Ungläubig las der Autor von einem Webkontrollprogramm namens »XKeyscore«: Es unterschied sich kaum von dem für den Roman erfundenen Programm »autotet«. »Die Welt machte dieses Buch wahr, während ich es schrieb, was mit Sicherheit die größte Fantasie eines Paranoikers ist«, bekennt Cohen und kommt zu dem Schluss: »Die Frage lautet jetzt nicht: ›Ist das wahr?‹, sondern: ›Wie können wir damit leben?‹« Anders ausgedrückt: Gelingt es uns, im Internet-Zeitalter menschlich zu bleiben, oder werden wir vom Golem beherrscht?

Joshua Cohen ergründet, wie Technologie jeden Aspekt unseres täglichen Lebens und Bewusstseins durchdringt. Wie sie die Entwicklung unserer Selbstwahrnehmung verändert und unsere Sprache infiziert.
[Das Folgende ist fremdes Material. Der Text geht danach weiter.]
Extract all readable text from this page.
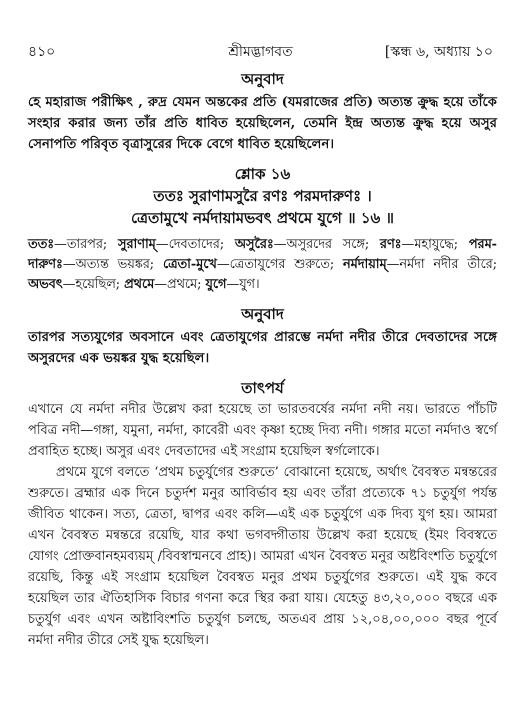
৪১০	শ্রীমদ্ভাগবত	[স্কন্ধ ৬, অধ্যায় ১০

অনুবাদ

হে মহারাজ পরীক্ষিৎ , রুদ্র যেমন অন্তকের প্রতি (যমরাজের প্রতি) অত্যন্ত ক্রুদ্ধ হয়ে তাঁকে সংহার করার জন্য তাঁর প্রতি ধাবিত হয়েছিলেন, তেমনি ইন্দ্র অত্যন্ত ক্রুদ্ধ হয়ে অসুর সেনাপতি পরিবৃত বৃত্রাসুরের দিকে বেগে ধাবিত হয়েছিলেন।

শ্লোক ১৬

ততঃ সুরাণামসুরৈ রণঃ পরমদারুণঃ ।

ত্রেতামুখে নর্মদায়ামভবৎ প্রথমে যুগে ॥ ১৬ ॥

ততঃ—তারপর; সুরাণাম্—দেবতাদের; অসুরৈঃ—অসুরদের সঙ্গে; রণঃ—মহাযুদ্ধে; পরম-দারুণঃ—অত্যন্ত ভয়ঙ্কর; ত্রেতা-মুখে—ত্রেতাযুগের শুরুতে; নর্মদায়াম্—নর্মদা নদীর তীরে; অভবৎ—হয়েছিল; প্রথমে—প্রথমে; যুগে—যুগ।

অনুবাদ

তারপর সত্যযুগের অবসানে এবং ত্রেতাযুগের প্রারম্ভে নর্মদা নদীর তীরে দেবতাদের সঙ্গে অসুরদের এক ভয়ঙ্কর যুদ্ধ হয়েছিল।

তাৎপর্য

এখানে যে নর্মদা নদীর উল্লেখ করা হয়েছে তা ভারতবর্ষের নর্মদা নদী নয়। ভারতে পাঁচটি পবিত্র নদী—গঙ্গা, যমুনা, নর্মদা, কাবেরী এবং কৃষ্ণা হচ্ছে দিব্য নদী। গঙ্গার মতো নর্মদাও স্বর্গে প্রবাহিত হচ্ছে। অসুর এবং দেবতাদের এই সংগ্রাম হয়েছিল স্বর্গলোকে।

প্রথমে যুগে বলতে ‘প্রথম চতুর্যুগের শুরুতে’ বোঝানো হয়েছে, অর্থাৎ বৈবস্বত মন্বন্তরের শুরুতে। ব্রহ্মার এক দিনে চতুর্দশ মনুর আবির্ভাব হয় এবং তাঁরা প্রত্যেকে ৭১ চতুর্যুগ পর্যন্ত জীবিত থাকেন। সত্য, ত্রেতা, দ্বাপর এবং কলি—এই এক চতুর্যুগে এক দিব্য যুগ হয়। আমরা এখন বৈবস্বত মন্বন্তরে রয়েছি, যার কথা ভগবদ্গীতায় উল্লেখ করা হয়েছে (ইমং বিবস্বতে যোগং প্রোক্তবানহমব্যয়ম্ /বিবস্বান্মনবে প্রাহ)। আমরা এখন বৈবস্বত মনুর অষ্টবিংশতি চতুর্যুগে রয়েছি, কিন্তু এই সংগ্রাম হয়েছিল বৈবস্বত মনুর প্রথম চতুর্যুগের শুরুতে। এই যুদ্ধ কবে হয়েছিল তার ঐতিহাসিক বিচার গণনা করে স্থির করা যায়। যেহেতু ৪৩,২০,০০০ বছরে এক চতুর্যুগ এবং এখন অষ্টাবিংশতি চতুর্যুগ চলছে, অতএব প্রায় ১২,০৪,০০,০০০ বছর পূর্বে নর্মদা নদীর তীরে সেই যুদ্ধ হয়েছিল।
So soll etwa der von ihm häufige Gebrauch des erfundenen Verbs »tetramer« (was man mit »tetraieren« übersetzen könnte) daran erinnern, dass auch das Verb »googeln« ein noch recht neuer Begriff ist.

antiheld Technologie ist nicht länger etwas, das wir einfach nutzen. Es ist etwas, von dem wir benutzt und geformt werden. »Alle, die uns lesen, werden gelesen«, beschreibt Principal, der schattenhafte Antiheld des Romans, die Transaktion zwischen der Suchmaschinenfirma und ihren Nutzern.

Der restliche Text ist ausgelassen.